What is total peripheral resistance? Which type of vessel is mostly responsible?
How is it possible for TPR to remain constant even though blood flow through some organs in increased
by arteriolar dilation?
Which homeostatic mechanisms operate to regulate blood pressure over seconds to hours? over the long
term?
Where are baroreceptors located and what stimulates them?
What happens to sympathetic activity and parasympathetic outflow when the baroreceptors are activated
by an increase in the stretch of the vessel wall?
What happens to sympathetic activity and parasympathetic outflow when the baroreceptors experience a
decrease in the stretch of the vessel wall?
Which hormones are secreted in response to a decrease in mean arterial pressure?

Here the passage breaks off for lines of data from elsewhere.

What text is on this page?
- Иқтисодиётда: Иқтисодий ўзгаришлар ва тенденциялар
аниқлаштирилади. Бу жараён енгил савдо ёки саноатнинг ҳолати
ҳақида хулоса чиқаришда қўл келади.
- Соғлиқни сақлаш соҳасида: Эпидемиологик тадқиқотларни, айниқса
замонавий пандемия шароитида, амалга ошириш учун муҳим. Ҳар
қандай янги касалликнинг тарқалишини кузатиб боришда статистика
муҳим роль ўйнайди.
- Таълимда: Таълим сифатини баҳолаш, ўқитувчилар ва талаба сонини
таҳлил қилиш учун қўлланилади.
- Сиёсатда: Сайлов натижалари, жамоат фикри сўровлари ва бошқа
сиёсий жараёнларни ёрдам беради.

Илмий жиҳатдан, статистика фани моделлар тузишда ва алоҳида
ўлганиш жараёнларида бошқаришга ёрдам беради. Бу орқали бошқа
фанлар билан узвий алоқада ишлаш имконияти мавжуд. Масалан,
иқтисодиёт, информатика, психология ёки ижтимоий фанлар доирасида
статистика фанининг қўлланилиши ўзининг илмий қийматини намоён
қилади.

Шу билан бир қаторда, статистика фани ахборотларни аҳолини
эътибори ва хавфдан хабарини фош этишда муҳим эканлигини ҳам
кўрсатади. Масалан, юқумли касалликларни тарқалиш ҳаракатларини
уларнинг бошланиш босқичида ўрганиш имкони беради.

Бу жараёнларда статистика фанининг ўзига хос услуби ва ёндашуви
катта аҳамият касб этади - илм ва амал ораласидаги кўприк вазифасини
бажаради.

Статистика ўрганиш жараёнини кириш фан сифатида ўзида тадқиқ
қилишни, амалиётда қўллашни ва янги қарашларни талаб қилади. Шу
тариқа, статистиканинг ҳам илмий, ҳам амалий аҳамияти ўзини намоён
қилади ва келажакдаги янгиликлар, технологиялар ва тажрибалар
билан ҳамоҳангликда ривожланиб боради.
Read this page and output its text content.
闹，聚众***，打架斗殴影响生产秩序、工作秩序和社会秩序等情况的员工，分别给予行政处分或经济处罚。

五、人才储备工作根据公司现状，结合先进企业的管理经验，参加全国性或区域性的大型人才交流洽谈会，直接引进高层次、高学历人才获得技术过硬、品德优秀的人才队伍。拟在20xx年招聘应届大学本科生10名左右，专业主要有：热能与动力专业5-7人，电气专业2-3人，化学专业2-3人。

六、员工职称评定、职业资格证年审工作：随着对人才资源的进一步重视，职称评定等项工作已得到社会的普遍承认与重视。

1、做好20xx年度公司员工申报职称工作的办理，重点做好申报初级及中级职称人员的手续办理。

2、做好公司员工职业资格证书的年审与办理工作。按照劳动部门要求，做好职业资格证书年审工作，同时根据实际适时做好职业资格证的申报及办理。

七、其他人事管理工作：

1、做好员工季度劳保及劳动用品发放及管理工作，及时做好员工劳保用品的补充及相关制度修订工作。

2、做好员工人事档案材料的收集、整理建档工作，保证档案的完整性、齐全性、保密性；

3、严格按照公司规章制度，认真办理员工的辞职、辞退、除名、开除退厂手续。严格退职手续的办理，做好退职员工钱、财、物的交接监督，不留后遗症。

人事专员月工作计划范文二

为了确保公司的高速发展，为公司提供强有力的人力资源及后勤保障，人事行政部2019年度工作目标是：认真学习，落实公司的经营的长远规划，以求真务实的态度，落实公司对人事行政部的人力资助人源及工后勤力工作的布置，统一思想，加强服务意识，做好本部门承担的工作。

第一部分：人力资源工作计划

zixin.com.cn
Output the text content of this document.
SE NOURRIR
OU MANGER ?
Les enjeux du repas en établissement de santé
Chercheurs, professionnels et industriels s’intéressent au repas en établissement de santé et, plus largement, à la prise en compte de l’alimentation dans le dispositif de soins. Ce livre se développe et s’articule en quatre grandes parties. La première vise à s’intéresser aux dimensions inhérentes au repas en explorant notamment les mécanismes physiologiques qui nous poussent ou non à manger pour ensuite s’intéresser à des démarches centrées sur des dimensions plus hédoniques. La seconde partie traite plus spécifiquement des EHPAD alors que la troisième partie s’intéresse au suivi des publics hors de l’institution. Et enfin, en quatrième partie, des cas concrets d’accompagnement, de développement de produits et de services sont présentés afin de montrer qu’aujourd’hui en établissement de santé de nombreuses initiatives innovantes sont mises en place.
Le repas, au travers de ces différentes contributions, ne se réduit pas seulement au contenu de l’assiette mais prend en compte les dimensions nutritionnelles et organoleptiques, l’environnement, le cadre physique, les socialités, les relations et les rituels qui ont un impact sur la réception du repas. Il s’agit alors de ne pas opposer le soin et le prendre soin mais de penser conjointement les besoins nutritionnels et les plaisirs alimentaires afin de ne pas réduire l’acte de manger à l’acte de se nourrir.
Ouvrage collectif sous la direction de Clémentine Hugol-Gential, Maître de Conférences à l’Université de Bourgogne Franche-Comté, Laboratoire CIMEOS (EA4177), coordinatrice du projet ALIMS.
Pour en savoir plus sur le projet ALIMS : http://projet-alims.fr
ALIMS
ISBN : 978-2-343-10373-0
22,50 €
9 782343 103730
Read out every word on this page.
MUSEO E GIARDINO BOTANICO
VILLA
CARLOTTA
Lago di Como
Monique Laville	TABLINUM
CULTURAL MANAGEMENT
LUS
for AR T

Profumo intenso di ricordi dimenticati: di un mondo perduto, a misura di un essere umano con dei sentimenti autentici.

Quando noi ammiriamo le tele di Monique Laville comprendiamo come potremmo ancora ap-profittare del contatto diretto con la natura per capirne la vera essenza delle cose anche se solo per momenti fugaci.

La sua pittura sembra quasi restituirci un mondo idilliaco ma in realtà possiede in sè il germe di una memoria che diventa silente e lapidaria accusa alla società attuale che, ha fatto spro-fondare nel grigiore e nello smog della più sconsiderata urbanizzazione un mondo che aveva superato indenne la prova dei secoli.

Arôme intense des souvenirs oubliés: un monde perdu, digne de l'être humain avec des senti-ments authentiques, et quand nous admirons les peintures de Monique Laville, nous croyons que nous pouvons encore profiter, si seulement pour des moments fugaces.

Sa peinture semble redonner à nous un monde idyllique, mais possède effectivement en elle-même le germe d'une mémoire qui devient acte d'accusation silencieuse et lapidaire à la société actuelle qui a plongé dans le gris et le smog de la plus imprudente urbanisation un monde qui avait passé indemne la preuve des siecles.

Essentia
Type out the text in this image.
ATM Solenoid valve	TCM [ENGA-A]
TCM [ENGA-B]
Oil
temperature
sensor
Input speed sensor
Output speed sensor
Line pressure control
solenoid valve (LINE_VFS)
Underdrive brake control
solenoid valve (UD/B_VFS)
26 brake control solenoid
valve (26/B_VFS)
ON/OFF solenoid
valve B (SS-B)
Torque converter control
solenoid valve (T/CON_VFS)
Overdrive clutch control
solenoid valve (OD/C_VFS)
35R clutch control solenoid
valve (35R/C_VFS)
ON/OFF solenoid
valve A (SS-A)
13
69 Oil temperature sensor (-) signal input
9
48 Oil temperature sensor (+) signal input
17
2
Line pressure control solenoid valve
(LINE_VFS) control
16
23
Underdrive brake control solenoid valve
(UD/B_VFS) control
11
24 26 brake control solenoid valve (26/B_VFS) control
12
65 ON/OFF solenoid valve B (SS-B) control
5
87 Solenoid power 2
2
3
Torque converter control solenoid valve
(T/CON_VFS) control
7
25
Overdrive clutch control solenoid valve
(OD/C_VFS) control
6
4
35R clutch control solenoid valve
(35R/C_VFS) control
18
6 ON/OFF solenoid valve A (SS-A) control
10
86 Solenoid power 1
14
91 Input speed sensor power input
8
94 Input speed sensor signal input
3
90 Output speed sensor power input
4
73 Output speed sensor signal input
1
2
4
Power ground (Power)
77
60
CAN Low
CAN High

List the events that follow a reduction of blood pressure as with hemorrhage. How is cardiac output and
total peripheral resistance affected?
How does hemorrhage affect: peripheral veins, venous pressure, venous return, end diastolic volume,
arteriolar diameter, hematocrit, blood viscosity, plasma volumecardiac contractility, and heart rate?
How are blood pressure and blood volume related? How is it that a change in one leads to a change in
the other?
How are the kidneys involved in regulating blood pressure?
Describe how plasma volume can be increased in response to hemorrhage based on changes in Starling
forces.
Chapter 14 Section E Cardiovascular patterns in health and disease
What stimulates the secretion of erythropoietin from the kidneys and what is the action of this hormone?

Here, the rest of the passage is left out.